The 3 AM Alert That Taught Me About Monitoring
It was 3 AM when the Slack notification finally came through. Not from Atreus — from a cron job that checks if Atreus is alive. The agent had gone silent 9 hours earlier. Nine hours of missed checkpoints, unprocessed tasks, and growing queue depth.
What Happened
Atreus runs on a heartbeat system — every 30 minutes, it wakes up, checks for due tasks, processes them, and checkpoints state. The heartbeat stopped at 6 PM the previous evening. The process was still running, but it had deadlocked on a file lock. No crash, no error log, just... silence.
Why I Didn't Notice
I had monitoring for crashes and errors. I had monitoring for high CPU and memory. What I didn't have was monitoring for the absence of activity. The system was "healthy" by every metric I was tracking — it just wasn't doing anything.
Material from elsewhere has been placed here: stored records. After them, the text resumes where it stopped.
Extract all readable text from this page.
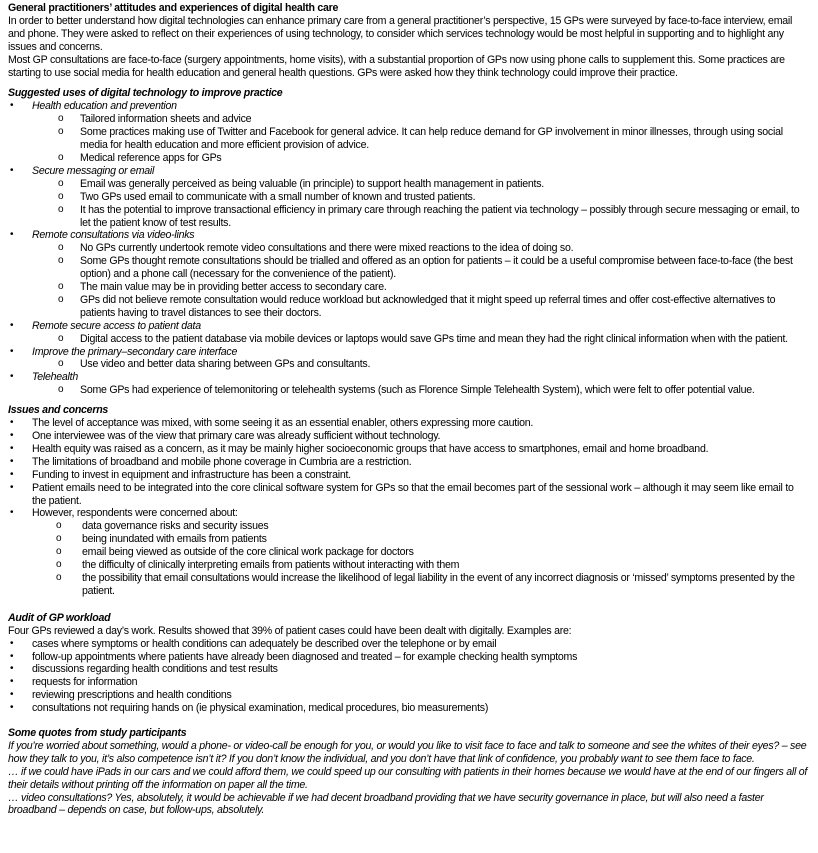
General practitioners’ attitudes and experiences of digital health care

In order to better understand how digital technologies can enhance primary care from a general practitioner’s perspective, 15 GPs were surveyed by face-to-face interview, email and phone. They were asked to reflect on their experiences of using technology, to consider which services technology would be most helpful in supporting and to highlight any issues and concerns.

Most GP consultations are face-to-face (surgery appointments, home visits), with a substantial proportion of GPs now using phone calls to supplement this. Some practices are starting to use social media for health education and general health questions. GPs were asked how they think technology could improve their practice.

Suggested uses of digital technology to improve practice

• Health education and prevention
o Tailored information sheets and advice
o Some practices making use of Twitter and Facebook for general advice. It can help reduce demand for GP involvement in minor illnesses, through using social media for health education and more efficient provision of advice.
o Medical reference apps for GPs
• Secure messaging or email
o Email was generally perceived as being valuable (in principle) to support health management in patients.
o Two GPs used email to communicate with a small number of known and trusted patients.
o It has the potential to improve transactional efficiency in primary care through reaching the patient via technology – possibly through secure messaging or email, to let the patient know of test results.
• Remote consultations via video-links
o No GPs currently undertook remote video consultations and there were mixed reactions to the idea of doing so.
o Some GPs thought remote consultations should be trialled and offered as an option for patients – it could be a useful compromise between face-to-face (the best option) and a phone call (necessary for the convenience of the patient).
o The main value may be in providing better access to secondary care.
o GPs did not believe remote consultation would reduce workload but acknowledged that it might speed up referral times and offer cost-effective alternatives to patients having to travel distances to see their doctors.
• Remote secure access to patient data
o Digital access to the patient database via mobile devices or laptops would save GPs time and mean they had the right clinical information when with the patient.
• Improve the primary–secondary care interface
o Use video and better data sharing between GPs and consultants.
• Telehealth
o Some GPs had experience of telemonitoring or telehealth systems (such as Florence Simple Telehealth System), which were felt to offer potential value.

Issues and concerns

• The level of acceptance was mixed, with some seeing it as an essential enabler, others expressing more caution.
• One interviewee was of the view that primary care was already sufficient without technology.
• Health equity was raised as a concern, as it may be mainly higher socioeconomic groups that have access to smartphones, email and home broadband.
• The limitations of broadband and mobile phone coverage in Cumbria are a restriction.
• Funding to invest in equipment and infrastructure has been a constraint.
• Patient emails need to be integrated into the core clinical software system for GPs so that the email becomes part of the sessional work – although it may seem like email to the patient.
• However, respondents were concerned about:
o data governance risks and security issues
o being inundated with emails from patients
o email being viewed as outside of the core clinical work package for doctors
o the difficulty of clinically interpreting emails from patients without interacting with them
o the possibility that email consultations would increase the likelihood of legal liability in the event of any incorrect diagnosis or ‘missed’ symptoms presented by the patient.

Audit of GP workload

Four GPs reviewed a day’s work. Results showed that 39% of patient cases could have been dealt with digitally. Examples are:

• cases where symptoms or health conditions can adequately be described over the telephone or by email
• follow-up appointments where patients have already been diagnosed and treated – for example checking health symptoms
• discussions regarding health conditions and test results
• requests for information
• reviewing prescriptions and health conditions
• consultations not requiring hands on (ie physical examination, medical procedures, bio measurements)

Some quotes from study participants

If you’re worried about something, would a phone- or video-call be enough for you, or would you like to visit face to face and talk to someone and see the whites of their eyes? – see how they talk to you, it’s also competence isn’t it? If you don’t know the individual, and you don’t have that link of confidence, you probably want to see them face to face.

… if we could have iPads in our cars and we could afford them, we could speed up our consulting with patients in their homes because we would have at the end of our fingers all of their details without printing off the information on paper all the time.

… video consultations? Yes, absolutely, it would be achievable if we had decent broadband providing that we have security governance in place, but will also need a faster broadband – depends on case, but follow-ups, absolutely.
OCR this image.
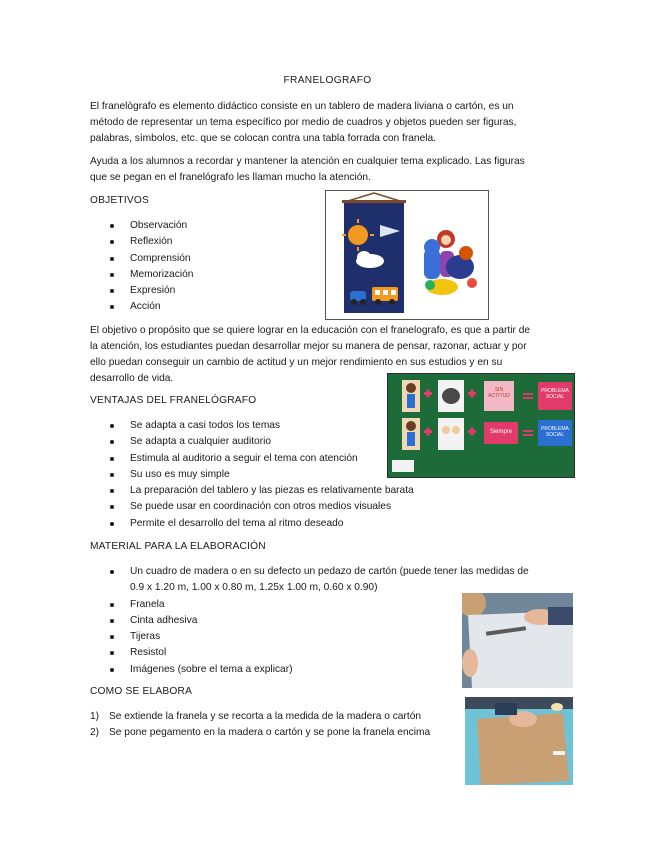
FRANELOGRAFO
El franelògrafo es elemento didáctico consiste en un tablero de madera liviana o cartón, es un
método de representar un tema específico por medio de cuadros y objetos pueden ser figuras,
palabras, símbolos, etc. que se colocan contra una tabla forrada con franela.
Ayuda a los alumnos a recordar y mantener la atención en cualquier tema explicado. Las figuras
que se pegan en el franelógrafo les llaman mucho la atención.
OBJETIVOS
Observación
Reflexión
Comprensión
Memorización
Expresión
Acción
El objetivo o propósito que se quiere lograr en la educación con el franelografo, es que a partir de
la atención, los estudiantes puedan desarrollar mejor su manera de pensar, razonar, actuar y por
ello puedan conseguir un cambio de actitud y un mejor rendimiento en sus estudios y en su
desarrollo de vida.
SIN ACTITUD
PROBLEMA SOCIAL
Siempre	PROBLEMA SOCIAL
VENTAJAS DEL FRANELÓGRAFO
Se adapta a casi todos los temas
Se adapta a cualquier auditorio
Estimula al auditorio a seguir el tema con atención
Su uso es muy simple
La preparación del tablero y las piezas es relativamente barata
Se puede usar en coordinación con otros medios visuales
Permite el desarrollo del tema al ritmo deseado
MATERIAL PARA LA ELABORACIÓN
Un cuadro de madera o en su defecto un pedazo de cartón (puede tener las medidas de
0.9 x 1.20 m, 1.00 x 0.80 m, 1.25x 1.00 m, 0.60 x 0.90)
Franela
Cinta adhesiva
Tijeras
Resistol
Imágenes (sobre el tema a explicar)
COMO SE ELABORA
1) Se extiende la franela y se recorta a la medida de la madera o cartón
2) Se pone pegamento en la madera o cartón y se pone la franela encima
The Fix: Dead Man's Switch
I built a dead man's switch. Every heartbeat writes a timestamp to a state file. A separate cron (on a different machine) checks that file every 15 minutes. If the timestamp is older than 45 minutes, it escalates:
- First alert: Telegram message to me
- Second alert (15 min later): force-restart the agent process
- Third alert (30 min later): page me with a phone call
What Else I Added
- Queue depth monitoring: alert if tasks are accumulating faster than they're being processed
- Checkpoint freshness: alert if the last checkpoint file is stale
- Process liveness: not just "is the PID running" but "is it making syscalls"
The Lesson
Monitoring isn't about watching metrics. It's about detecting the gap between expected behavior and actual behavior. The most dangerous failures aren't the loud ones — they're the silent ones. Build your systems to notice when nothing is happening.